I just needed some cream cheese.  I walked into the Fresh Market just intending to buy cream cheese. My behavior, though, I am quite sure engendered some curiosity or even alarm from my fellow shoppers. On the way to the cream cheese I passed an iced bin. In it were whole ribeye loins that if individually cut would yield about twelve lovely steaks.  I approached and inspected the meat. It was pretty.

Then I looked at the price. Seventy dollars. Gosh, that seemed like a lot of money. Maybe I’d pass them by. I continued on to the cream cheese section and got my container. But the steaks were calling me. I meandered back to the bin and inspected them again. Seventy dollars. Maybe I’d just buy a flank steak. I went over to the butcher case and looked at the flank steak. It was $8.99 a pound. This is the Fresh Market. Too expensive. I figured by the time I got done cutting the steaks, they’d be about $5.99 a pound. But seventy dollars. I went back to the bin of steaks. This was my third trip and by now some of the people around me were staring. Maybe I’d get a free olive from the olive cart and mull this decision over. Oh, hell. So I just picked up that hunk of meat and headed for checkout before I changed my mind.

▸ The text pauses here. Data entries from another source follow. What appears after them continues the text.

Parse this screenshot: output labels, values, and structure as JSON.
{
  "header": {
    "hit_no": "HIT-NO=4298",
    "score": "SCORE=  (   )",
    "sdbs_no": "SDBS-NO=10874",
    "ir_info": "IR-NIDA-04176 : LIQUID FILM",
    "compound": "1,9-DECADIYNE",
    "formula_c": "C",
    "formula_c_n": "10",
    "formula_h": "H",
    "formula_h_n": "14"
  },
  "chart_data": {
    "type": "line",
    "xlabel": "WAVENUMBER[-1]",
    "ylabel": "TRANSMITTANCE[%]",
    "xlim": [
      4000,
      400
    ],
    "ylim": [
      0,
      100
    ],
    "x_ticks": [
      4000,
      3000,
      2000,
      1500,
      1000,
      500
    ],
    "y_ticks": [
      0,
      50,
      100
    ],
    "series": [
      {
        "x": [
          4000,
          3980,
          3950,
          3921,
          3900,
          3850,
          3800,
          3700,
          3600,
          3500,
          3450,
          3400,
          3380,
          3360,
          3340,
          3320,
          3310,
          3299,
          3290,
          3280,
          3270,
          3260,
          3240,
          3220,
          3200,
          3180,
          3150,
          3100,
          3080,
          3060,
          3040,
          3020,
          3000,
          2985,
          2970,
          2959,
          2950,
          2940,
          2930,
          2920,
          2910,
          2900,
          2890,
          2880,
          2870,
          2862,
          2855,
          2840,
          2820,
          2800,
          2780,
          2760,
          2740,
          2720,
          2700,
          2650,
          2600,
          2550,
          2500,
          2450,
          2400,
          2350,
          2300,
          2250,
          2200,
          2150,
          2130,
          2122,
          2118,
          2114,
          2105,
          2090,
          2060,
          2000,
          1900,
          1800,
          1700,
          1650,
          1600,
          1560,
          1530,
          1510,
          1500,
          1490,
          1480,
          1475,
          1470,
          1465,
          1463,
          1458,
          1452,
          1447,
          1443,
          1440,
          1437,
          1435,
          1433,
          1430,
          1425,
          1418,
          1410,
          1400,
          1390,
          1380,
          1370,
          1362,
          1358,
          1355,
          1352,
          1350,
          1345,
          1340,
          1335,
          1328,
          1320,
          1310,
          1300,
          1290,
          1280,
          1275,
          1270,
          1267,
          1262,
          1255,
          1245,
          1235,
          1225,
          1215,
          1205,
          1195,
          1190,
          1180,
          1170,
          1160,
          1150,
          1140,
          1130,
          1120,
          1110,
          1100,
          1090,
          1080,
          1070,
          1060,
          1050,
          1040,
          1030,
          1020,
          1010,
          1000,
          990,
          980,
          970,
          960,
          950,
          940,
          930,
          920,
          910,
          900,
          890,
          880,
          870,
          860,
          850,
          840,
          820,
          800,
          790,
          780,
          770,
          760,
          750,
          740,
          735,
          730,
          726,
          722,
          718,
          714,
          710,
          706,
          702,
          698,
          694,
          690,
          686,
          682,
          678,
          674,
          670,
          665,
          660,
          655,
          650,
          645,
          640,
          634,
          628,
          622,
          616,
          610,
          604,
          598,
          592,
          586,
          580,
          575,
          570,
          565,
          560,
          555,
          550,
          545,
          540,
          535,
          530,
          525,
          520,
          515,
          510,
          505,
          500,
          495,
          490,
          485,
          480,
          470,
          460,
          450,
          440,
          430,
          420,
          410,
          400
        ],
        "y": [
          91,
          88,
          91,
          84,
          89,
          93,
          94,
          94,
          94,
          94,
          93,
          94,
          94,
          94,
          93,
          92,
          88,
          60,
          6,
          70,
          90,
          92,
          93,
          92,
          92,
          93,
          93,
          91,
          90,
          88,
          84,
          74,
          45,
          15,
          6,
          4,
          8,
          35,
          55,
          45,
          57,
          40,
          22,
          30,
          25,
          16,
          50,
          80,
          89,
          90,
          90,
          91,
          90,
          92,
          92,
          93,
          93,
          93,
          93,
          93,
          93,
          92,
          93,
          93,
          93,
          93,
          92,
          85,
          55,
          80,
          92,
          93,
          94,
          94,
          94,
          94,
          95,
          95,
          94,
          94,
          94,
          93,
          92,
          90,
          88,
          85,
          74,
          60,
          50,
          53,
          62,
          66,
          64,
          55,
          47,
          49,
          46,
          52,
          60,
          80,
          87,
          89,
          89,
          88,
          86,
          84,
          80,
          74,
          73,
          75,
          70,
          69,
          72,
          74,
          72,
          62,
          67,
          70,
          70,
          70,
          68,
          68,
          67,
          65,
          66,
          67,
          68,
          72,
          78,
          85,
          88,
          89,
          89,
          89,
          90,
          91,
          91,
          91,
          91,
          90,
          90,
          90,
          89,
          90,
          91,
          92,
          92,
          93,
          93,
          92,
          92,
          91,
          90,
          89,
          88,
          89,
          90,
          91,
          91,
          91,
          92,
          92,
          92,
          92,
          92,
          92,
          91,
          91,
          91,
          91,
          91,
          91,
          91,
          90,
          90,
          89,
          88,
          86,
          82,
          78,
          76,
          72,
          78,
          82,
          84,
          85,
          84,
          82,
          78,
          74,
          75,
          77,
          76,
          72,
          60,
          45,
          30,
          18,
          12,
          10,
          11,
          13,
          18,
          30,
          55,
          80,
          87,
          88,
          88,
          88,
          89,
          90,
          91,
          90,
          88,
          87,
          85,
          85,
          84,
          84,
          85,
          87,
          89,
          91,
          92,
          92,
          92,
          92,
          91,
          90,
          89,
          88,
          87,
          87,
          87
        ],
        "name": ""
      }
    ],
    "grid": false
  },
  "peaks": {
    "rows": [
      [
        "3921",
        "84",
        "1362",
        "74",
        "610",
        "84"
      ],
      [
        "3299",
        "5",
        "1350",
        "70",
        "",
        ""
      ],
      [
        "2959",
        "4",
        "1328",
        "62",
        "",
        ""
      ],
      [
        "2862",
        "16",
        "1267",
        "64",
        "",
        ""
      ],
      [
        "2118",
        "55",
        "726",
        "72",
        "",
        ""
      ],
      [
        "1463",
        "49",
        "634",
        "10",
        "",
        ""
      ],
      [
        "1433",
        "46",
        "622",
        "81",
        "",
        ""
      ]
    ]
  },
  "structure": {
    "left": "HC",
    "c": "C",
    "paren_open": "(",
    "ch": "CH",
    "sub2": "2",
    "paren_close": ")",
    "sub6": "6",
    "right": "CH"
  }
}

So here I am. Cutting up ribeyes. And that’s really the lesson for today. Just like buying a whole chicken and cutting it up is cheaper than buying the already processed pieces, buying a whole slab of beef  is cheaper. And the great thing is you can cut the steaks to just the thickness you like.

So at the end of the day, I got twelve steaks for $5.99 a pound, Mark got his favorite meal (he’s such a meat eater…it’s a legacy from a childhood when only beans and cornbread were on the table many nights) and my cheapskate tendencies were well fed.

And just look at how pretty they are. If you serve them up with some sour cream smashed potatoes, your stomach will do the happy dance all  night long.

Sour Cream Smashed Potatoes

1 pound baby fingerling or red potatoes

½ stick butter

¼ cup milk

2 heaping tablespoons sour cream

Salt and pepper to taste

Bring two quarts of water to a boil. Cut each potato into quarters. Boil until tender when pierced by a fork. Drain and put back into the pot and let potatoes dry for a minute. Add butter and milk. Mash with a potato masher (this is a simple device but the best one for the job – if you don’t have one, invest in one). Stir in sour cream and salt and pepper to taste.